Practical implications
On the policy front, our findings provide vital implications for investors and authorities, along with practices from the spillover effects across the diverse markets and their interlinkages. Insightful knowledge about the key antecedents of the contagions among these markets, from crude oil, gold, and stock to cryptocurrency, also helps policymakers to design the most adequate policies to reduce these markets' vulnerabilities, and to minimize the spread of risk or uncertainty across them. Our findings show considerable interlinkages between four markets, thus emphasizing the potential risk of either low or high diversification for investors in these markets. Our findings further underscore the increasing interlinkages within unexpected and highly uncertain events like the recent COVID-19 pandemic crisis. In our findings, we demonstrate that a shock in a typical market influences the entire network, implying that when managing an investment portfolio including gold, oil, stocks and cryptocurrency, investors and managers should be careful, and realize that the contagions of uncertainty and risk serve as an early warning signal to reconsider the investment strategy. Furthermore, the findings of this paper can also be useful for policymakers in their efforts to enhance public welfare, which stem from the direct impact of oil, financialization through the stock market, gold, and cryptocurrency. It is vital to use the key insight that there are spillover impacts of uncertainty and risk in energy markets to that on the financial market and vice versa. Hence, it is a prerequisite to take them into account when designing policies for a vulnerable group as a way to enhance the welfare of society.

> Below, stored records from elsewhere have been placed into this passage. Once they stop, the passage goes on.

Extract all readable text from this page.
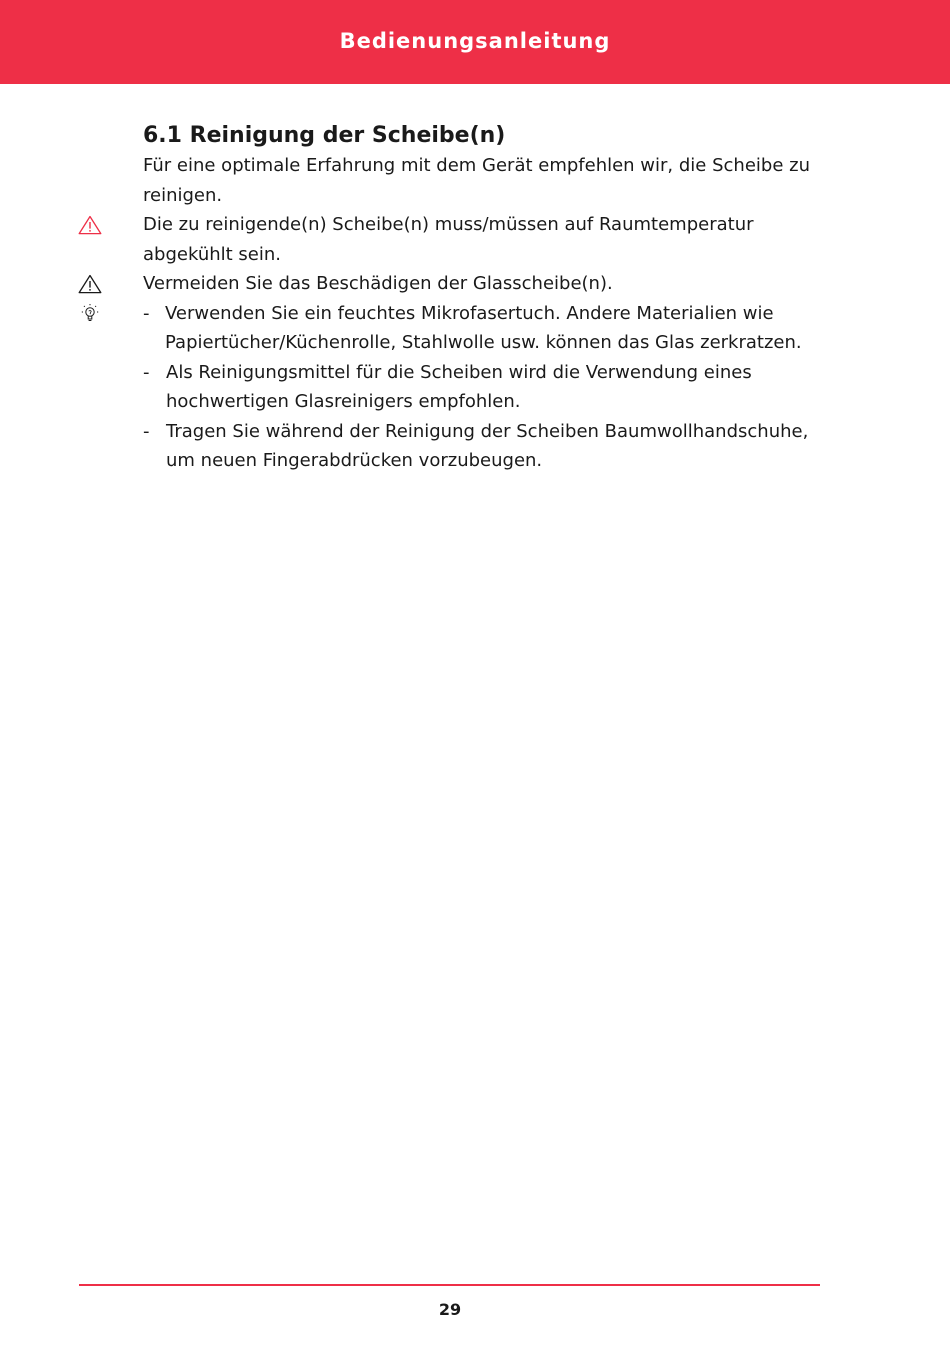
Bedienungsanleitung
6.1 Reinigung der Scheibe(n)

Für eine optimale Erfahrung mit dem Gerät empfehlen wir, die Scheibe zu reinigen.

Die zu reinigende(n) Scheibe(n) muss/müssen auf Raumtemperatur abgekühlt sein.

Vermeiden Sie das Beschädigen der Glasscheibe(n).

- Verwenden Sie ein feuchtes Mikrofasertuch. Andere Materialien wie Papiertücher/Küchenrolle, Stahlwolle usw. können das Glas zerkratzen.
- Als Reinigungsmittel für die Scheiben wird die Verwendung eines hochwertigen Glasreinigers empfohlen.
- Tragen Sie während der Reinigung der Scheiben Baumwollhandschuhe, um neuen Fingerabdrücken vorzubeugen.
29
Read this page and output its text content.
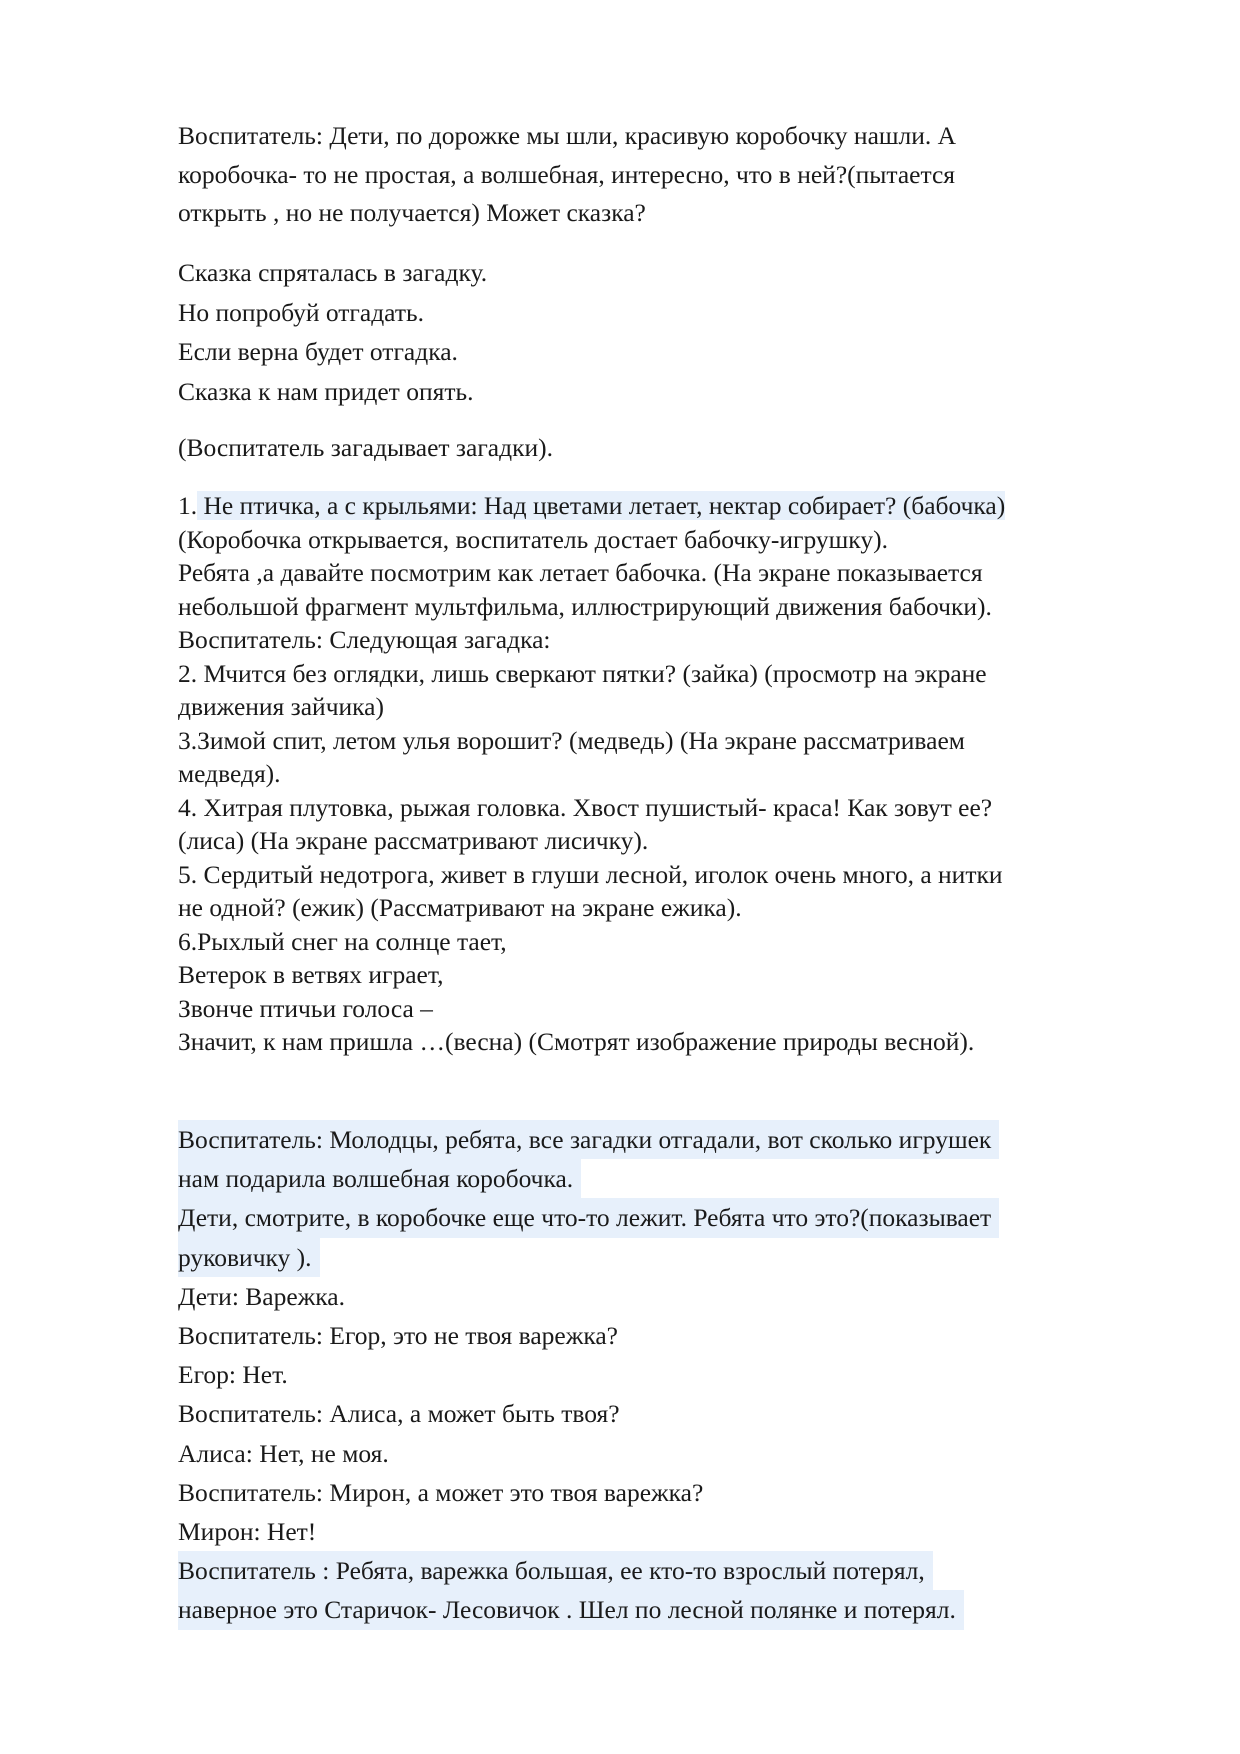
Воспитатель: Дети, по дорожке мы шли, красивую коробочку нашли. А
коробочка- то не простая, а волшебная, интересно, что в ней?(пытается
открыть , но не получается) Может сказка?
Сказка спряталась в загадку.
Но попробуй отгадать.
Если верна будет отгадка.
Сказка к нам придет опять.
(Воспитатель загадывает загадки).
1. Не птичка, а с крыльями: Над цветами летает, нектар собирает? (бабочка)
(Коробочка открывается, воспитатель достает бабочку-игрушку).
Ребята ,а давайте посмотрим как летает бабочка. (На экране показывается
небольшой фрагмент мультфильма, иллюстрирующий движения бабочки).
Воспитатель: Следующая загадка:
2. Мчится без оглядки, лишь сверкают пятки? (зайка) (просмотр на экране
движения зайчика)
3.Зимой спит, летом улья ворошит? (медведь) (На экране рассматриваем
медведя).
4. Хитрая плутовка, рыжая головка. Хвост пушистый- краса! Как зовут ее?
(лиса) (На экране рассматривают лисичку).
5. Сердитый недотрога, живет в глуши лесной, иголок очень много, а нитки
не одной? (ежик) (Рассматривают на экране ежика).
6.Рыхлый снег на солнце тает,
Ветерок в ветвях играет,
Звонче птичьи голоса –
Значит, к нам пришла …(весна) (Смотрят изображение природы весной).
Воспитатель: Молодцы, ребята, все загадки отгадали, вот сколько игрушек
нам подарила волшебная коробочка.
Дети, смотрите, в коробочке еще что-то лежит. Ребята что это?(показывает
руковичку ).
Дети: Варежка.
Воспитатель: Егор, это не твоя варежка?
Егор: Нет.
Воспитатель: Алиса, а может быть твоя?
Алиса: Нет, не моя.
Воспитатель: Мирон, а может это твоя варежка?
Мирон: Нет!
Воспитатель : Ребята, варежка большая, ее кто-то взрослый потерял,
наверное это Старичок- Лесовичок . Шел по лесной полянке и потерял.
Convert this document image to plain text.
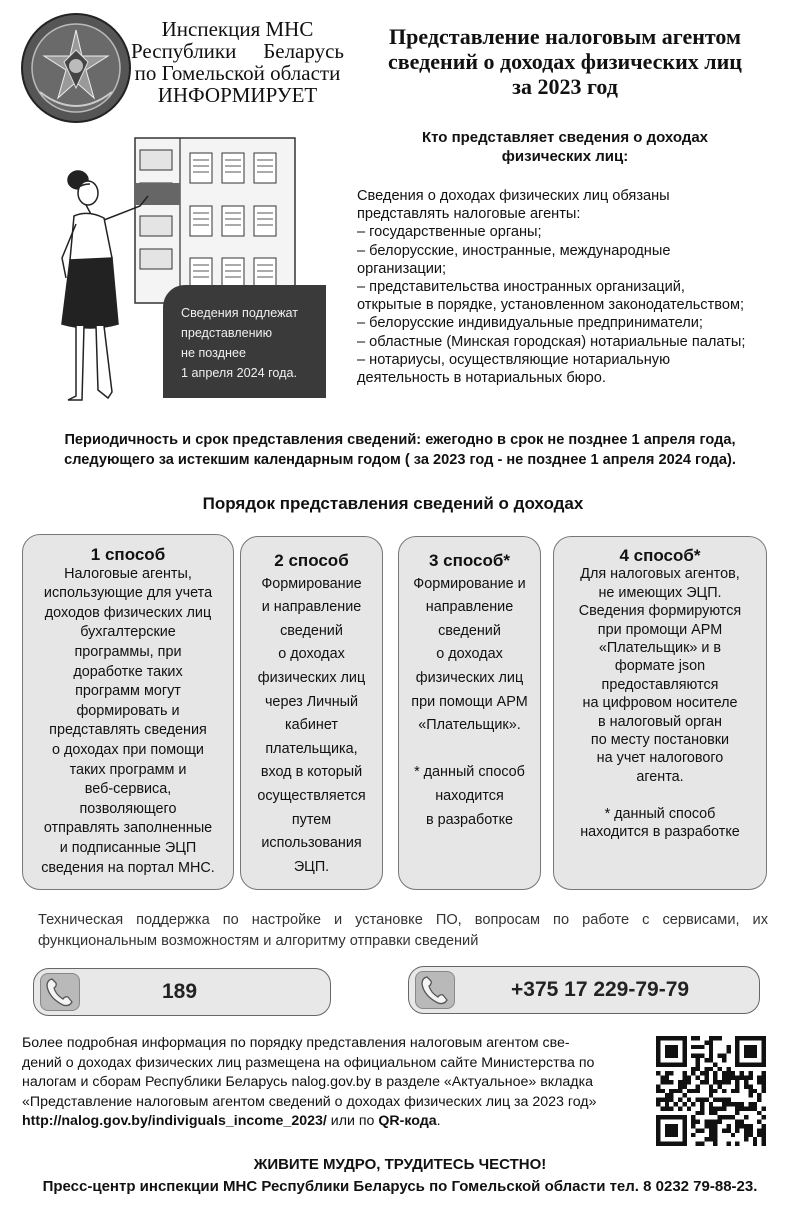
Инспекция МНС
Республики Беларусь
по Гомельской области
ИНФОРМИРУЕТ
Представление налоговым агентом
сведений о доходах физических лиц
за 2023 год
Сведения подлежат
представлению
не позднее
1 апреля 2024 года.
Кто представляет сведения о доходах
физических лиц:
Сведения о доходах физических лиц обязаны
представлять налоговые агенты:
– государственные органы;
– белорусские, иностранные, международные
организации;
– представительства иностранных организаций,
открытые в порядке, установленном законодательством;
– белорусские индивидуальные предприниматели;
– областные (Минская городская) нотариальные палаты;
– нотариусы, осуществляющие нотариальную
деятельность в нотариальных бюро.
Периодичность и срок представления сведений: ежегодно в срок не позднее 1 апреля года,
следующего за истекшим календарным годом ( за 2023 год - не позднее 1 апреля 2024 года).
Порядок представления сведений о доходах
1 способ
Налоговые агенты,
использующие для учета
доходов физических лиц
бухгалтерские
программы, при
доработке таких
программ могут
формировать и
представлять сведения
о доходах при помощи
таких программ и
веб-сервиса,
позволяющего
отправлять заполненные
и подписанные ЭЦП
сведения на портал МНС.
2 способ
Формирование
и направление
сведений
о доходах
физических лиц
через Личный
кабинет
плательщика,
вход в который
осуществляется
путем
использования
ЭЦП.
3 способ*
Формирование и
направление
сведений
о доходах
физических лиц
при помощи АРМ
«Плательщик».

* данный способ
находится
в разработке
4 способ*
Для налоговых агентов,
не имеющих ЭЦП.
Сведения формируются
при промощи АРМ
«Плательщик» и в
формате json
предоставляются
на цифровом носителе
в налоговый орган
по месту постановки
на учет налогового
агента.

* данный способ
находится в разработке
Техническая поддержка по настройке и установке ПО, вопросам по работе с сервисами, их функциональным возможностям и алгоритму отправки сведений
189	+375 17 229-79-79
Более подробная информация по порядку представления налоговым агентом све-
дений о доходах физических лиц размещена на официальном сайте Министерства по
налогам и сборам Республики Беларусь nalog.gov.by в разделе «Актуальное» вкладка
«Представление налоговым агентом сведений о доходах физических лиц за 2023 год»
http://nalog.gov.by/indiviguals_income_2023/ или по QR-кода.
ЖИВИТЕ МУДРО, ТРУДИТЕСЬ ЧЕСТНО!
Пресс-центр инспекции МНС Республики Беларусь по Гомельской области тел. 8 0232 79-88-23.
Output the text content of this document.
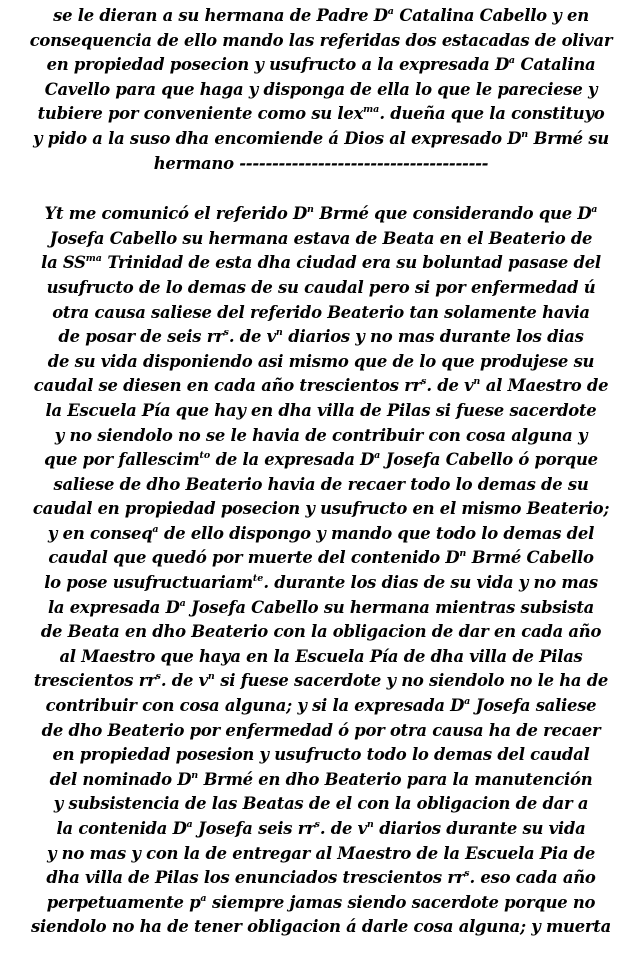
se le dieran a su hermana de Padre $D^a$ Catalina Cabello y en
consequencia de ello mando las referidas dos estacadas de olivar
en propiedad posecion y usufructo a la expresada $D^a$ Catalina
Cavello para que haga y disponga de ella lo que le pareciese y
tubiere por conveniente como su lex$^{ma}$. dueña que la constituyo
y pido a la suso dha encomiende á Dios al expresado $D^n$ Brmé su
hermano --------------------------------------
Yt me comunicó el referido $D^n$ Brmé que considerando que $D^a$
Josefa Cabello su hermana estava de Beata en el Beaterio de
la $SS^{ma}$ Trinidad de esta dha ciudad era su boluntad pasase del
usufructo de lo demas de su caudal pero si por enfermedad ú
otra causa saliese del referido Beaterio tan solamente havia
de posar de seis $rr^s$. de $v^n$ diarios y no mas durante los dias
de su vida disponiendo asi mismo que de lo que produjese su
caudal se diesen en cada año trescientos $rr^s$. de $v^n$ al Maestro de
la Escuela Pía que hay en dha villa de Pilas si fuese sacerdote
y no siendolo no se le havia de contribuir con cosa alguna y
que por fallescim$^{to}$ de la expresada $D^a$ Josefa Cabello ó porque
saliese de dho Beaterio havia de recaer todo lo demas de su
caudal en propiedad posecion y usufructo en el mismo Beaterio;
y en conseq$^a$ de ello dispongo y mando que todo lo demas del
caudal que quedó por muerte del contenido $D^n$ Brmé Cabello
lo pose usufructuariam$^{te}$. durante los dias de su vida y no mas
la expresada $D^a$ Josefa Cabello su hermana mientras subsista
de Beata en dho Beaterio con la obligacion de dar en cada año
al Maestro que haya en la Escuela Pía de dha villa de Pilas
trescientos $rr^s$. de $v^n$ si fuese sacerdote y no siendolo no le ha de
contribuir con cosa alguna; y si la expresada $D^a$ Josefa saliese
de dho Beaterio por enfermedad ó por otra causa ha de recaer
en propiedad posesion y usufructo todo lo demas del caudal
del nominado $D^n$ Brmé en dho Beaterio para la manutención
y subsistencia de las Beatas de el con la obligacion de dar a
la contenida $D^a$ Josefa seis $rr^s$. de $v^n$ diarios durante su vida
y no mas y con la de entregar al Maestro de la Escuela Pia de
dha villa de Pilas los enunciados trescientos $rr^s$. eso cada año
perpetuamente $p^a$ siempre jamas siendo sacerdote porque no
siendolo no ha de tener obligacion á darle cosa alguna; y muerta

Limitations and directions for the future research
The findings of this study should be interpreted in light of three limitations. Firstly, it is vital to emphasize that there was no universal law or general pattern for the influence of risk events on overall, net or pairwise spillovers. Second, the magnitude of spillover is crucial in the context of market integration. If the spillover is high, a particular market system will be heavily affected by fluctuations and shocks arising in other markets. The authorities have to take various measures to smooth the negative effect of external shocks. Authorities should pay attention to frequency-specific risk sources. The coordination of international regulatory policies related to different markets should be more oriented toward neutralizing the negative effects of short-term return spillover and long-term volatility spillover. Lastly, as many scholars consider the spillover effect across different markets, quantifying the portfolio benefits of diversification is an important extension. We will leave it for future work.